I will say, If you are pressing the transfers yourself you can simply wipe the face of the transfer after peeling then with a damp cloth wipe the face of the transfer and press it the 2nd time. Problem gone.
It's one of those situations where there are multiple variables than can attribute to it. Too much ink can cause it as well, It creates a longer dwell time.
Overall you have a wet ink that needs to be heated to evaporate the oils in it, even hours later after printing it without curing. Once it's heated you have this layer of adhesive that seals in the oil if it doesn't evaporate entirely before the transfer starts cooling. You'll see pinholes if you are curing too hot. For me for example, my prints run through a roll printer/shaker. each print is in the curing portion about 5.5 minutes at 230-240 degrees with the extraction fan pulling air out, causing it to cycle more often.
This is more than enough for a proper cure, but If I cut that time in half or even 1/3 when running a faster print mode I will run into the same issue and will need a shaker with a longer tunnel dryer to counteract the speed it's running through so it stays under the cuing portion for the same amount of time.
The literal jist of it is, the ink hasn't fully cured. The oily substances are from the ink seeping through the print. Not water, Not humidity. Any experienced printer will say the same. Generally you are going to test your prints and get your ink layer right before worrying about the cure, so given the ink layer is the least it can be for CMYK and white and be correct and opaque when pressed, you then move on to curing and getting those times down right. Any change can cause adverse affects on the entire system. It's why faster machines usually run a pre-heater and a longer tunnel heater so they can fully cure the prints when they print 12" in of film in 2 minutes. so you are going to end up with a 2-3 foot long tunnel dryer to maintain that 4-5 minute dwell time.
Think of it like microwaving food. It gets hot on the edges, sometimes even burns. The center is still cold. You have to let it sit on the counter for the heat to " seep" in and finish cooking it properly in the center. The same way people get " well done" steaks without overcooking them. The difference in this scenario once the film cools, that's it. It takes seconds. So you must have it dwell in a lower temperature setting for longer to heat the ink causing the glycol to evaporate instead of stay behind so it gets an even thorough cure instead of a quick edge cure.
Using an extraction fan would change this variable dramatically, because the heat coming off the bulbs are over 500F and the " ambient" temp is what the machine reads. So using a fan causes it to cycle more often, allowing more direct heat to cure the prints. Without the fan, the basic " ambient" temperature may remain within the set temperature, but the print not cure correctly due to the lack of direct heat. So it should cycle the bulbs on more often, for less time to counteract these effects, while also removing the toxic fumes. It's a win-win.
But, for sure you need your ink layer correct first. Start with CMYK, use the least you can without the colors being affected, then make an opaque white without it looking like a " bubble" on the film. make an ICC profile at those settings to get proper colors. You'll now have a good ink layer, not too little and not too much with good color accuracy.

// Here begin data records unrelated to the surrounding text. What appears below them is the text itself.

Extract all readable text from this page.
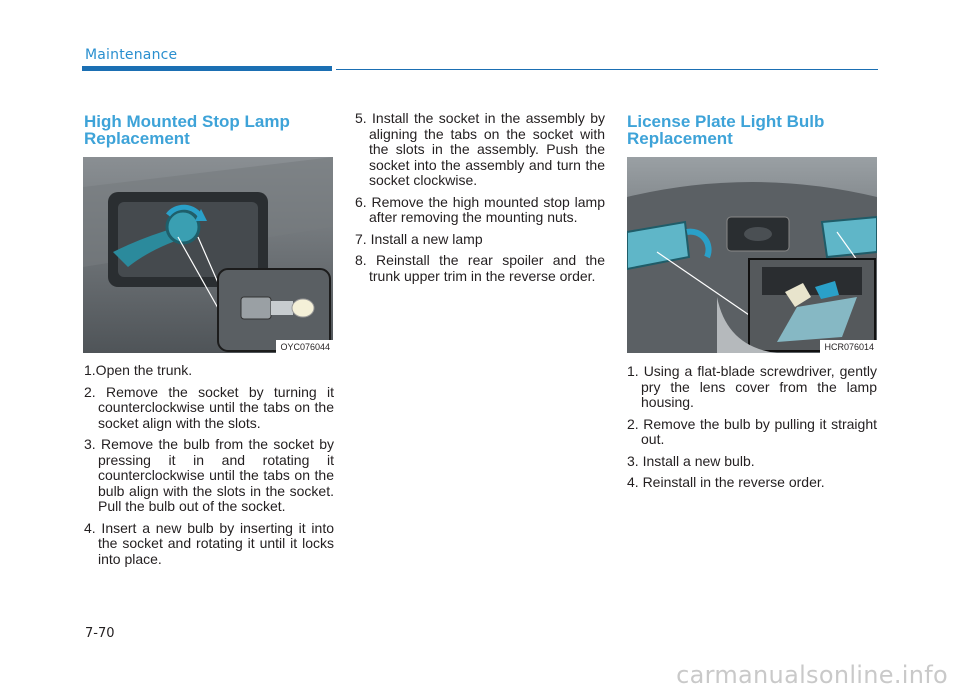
Maintenance
High Mounted Stop Lamp Replacement
OYC076044
1.Open the trunk.
2. Remove the socket by turning it counterclockwise until the tabs on the socket align with the slots.
3. Remove the bulb from the socket by pressing it in and rotating it counterclockwise until the tabs on the bulb align with the slots in the socket. Pull the bulb out of the socket.
4. Insert a new bulb by inserting it into the socket and rotating it until it locks into place.
5. Install the socket in the assembly by aligning the tabs on the socket with the slots in the assembly. Push the socket into the assembly and turn the socket clockwise.
6. Remove the high mounted stop lamp after removing the mounting nuts.
7. Install a new lamp
8. Reinstall the rear spoiler and the trunk upper trim in the reverse order.
License Plate Light Bulb Replacement
HCR076014
1. Using a flat-blade screwdriver, gently pry the lens cover from the lamp housing.
2. Remove the bulb by pulling it straight out.
3. Install a new bulb.
4. Reinstall in the reverse order.
7-70
carmanualsonline.info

Move on to curing then, because if not you'll have to figure out how to cure again once you change your ink settings again. It's not every time, but most of the time the change would allow it to cure faster or slower, it also affects how much powder sticks to the prints.
It's definitely a process, making it print and look okay is easy, getting everything to work together for the best possible outcome consistently over a period of time- is not and takes some patience and testing. Vibrancy, durability, hand feel, things like oily prints, prints peeling off the transfer, etc are all because the system isn't set up to work together yet. So me personally, I always start at step one, and move forward until It's all set to each other to provide a soft, vibrant, durable transfer that is the same month after month with minimal adjustments. Changing your film, inks, or powder will require you to adjust these settings again to some degree, sometimes even batch to batch if you use an inconsistent supplier.
But the most basic answer is, It's under cured.